Mulher atira no marido (e erra), por causa de jóias
Uma mulher de 48 anos foi presa em flagrante na manhã desta quarta-feira (4) após efetuar disparos de arma de fogo durante uma discussão doméstica em uma residência no bairro Gramado, em Campinas.
Segundo informações da Polícia Militar, a confusão começou quando a mulher questionou o companheiro, de 44 anos, sobre o paradeiro de algumas joias.
O homem havia escondido os objetos no telhado da casa e, diante da cobrança, entregou parte das peças à companheira.
No entanto, ela teria reclamado da falta de outros anéis, o que gerou uma discussão entre o casal.
Durante a briga, a suspeita entrou na residência e, em seguida, passou a efetuar disparos com uma pistola.
O companheiro relatou que não foi atingido pelos projéteis, embora os tiros tenham sido direcionados inicialmente em sua direção.

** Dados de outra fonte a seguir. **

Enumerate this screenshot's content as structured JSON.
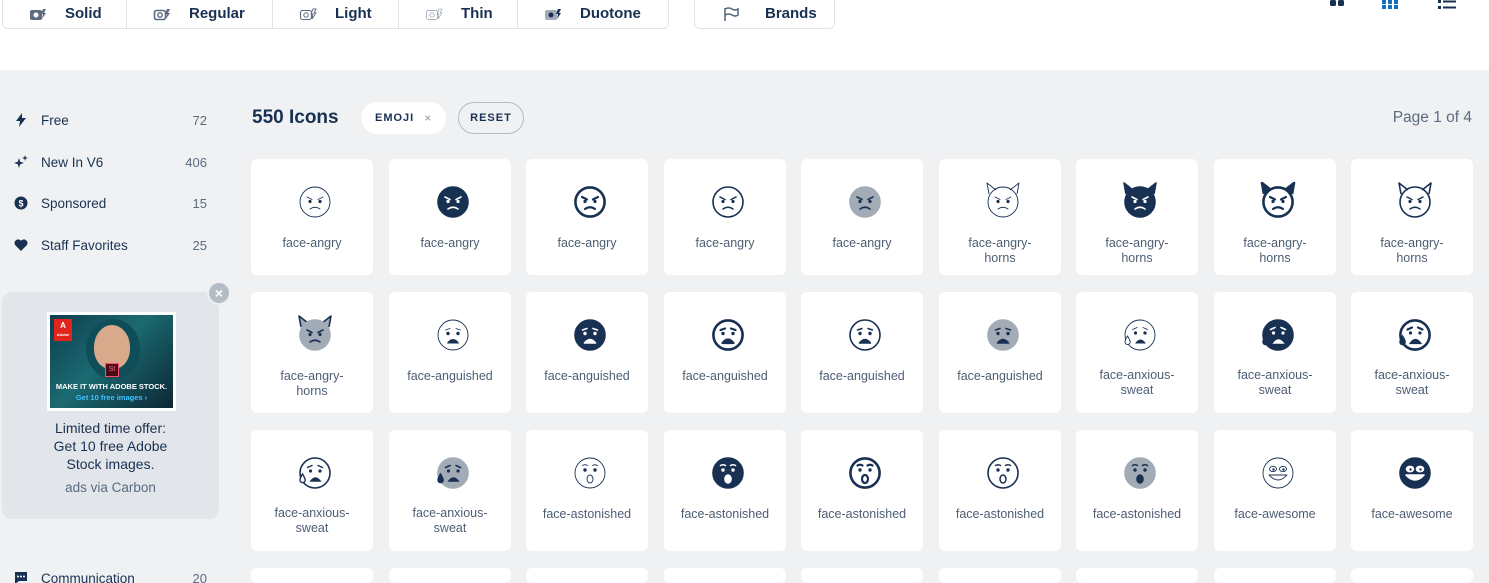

Posteriormente, a mulher teria afirmado que poderia ter atirado também para o alto, mas não conseguiu precisar devido ao nervosismo.
Arma sem documentação
Quando os policiais militares chegaram ao local, encontraram o homem na parte externa da casa. Ao adentrarem o imóvel, localizaram a suspeita no andar superior, deitada em uma cama, apresentando-se nervosa e alterada, porém colaborativa.
Durante a busca, foi encontrada uma pistola Glock calibre 9mm escondida em uma gaveta, além de dois carregadores com munições. Os policiais também localizaram um simulacro de pistola no cesto de roupas e três cápsulas deflagradas espalhadas pela área externa da residência, além de uma munição intacta no chão.
A investigação revelou que a arma apreendida não possuía documentação legal.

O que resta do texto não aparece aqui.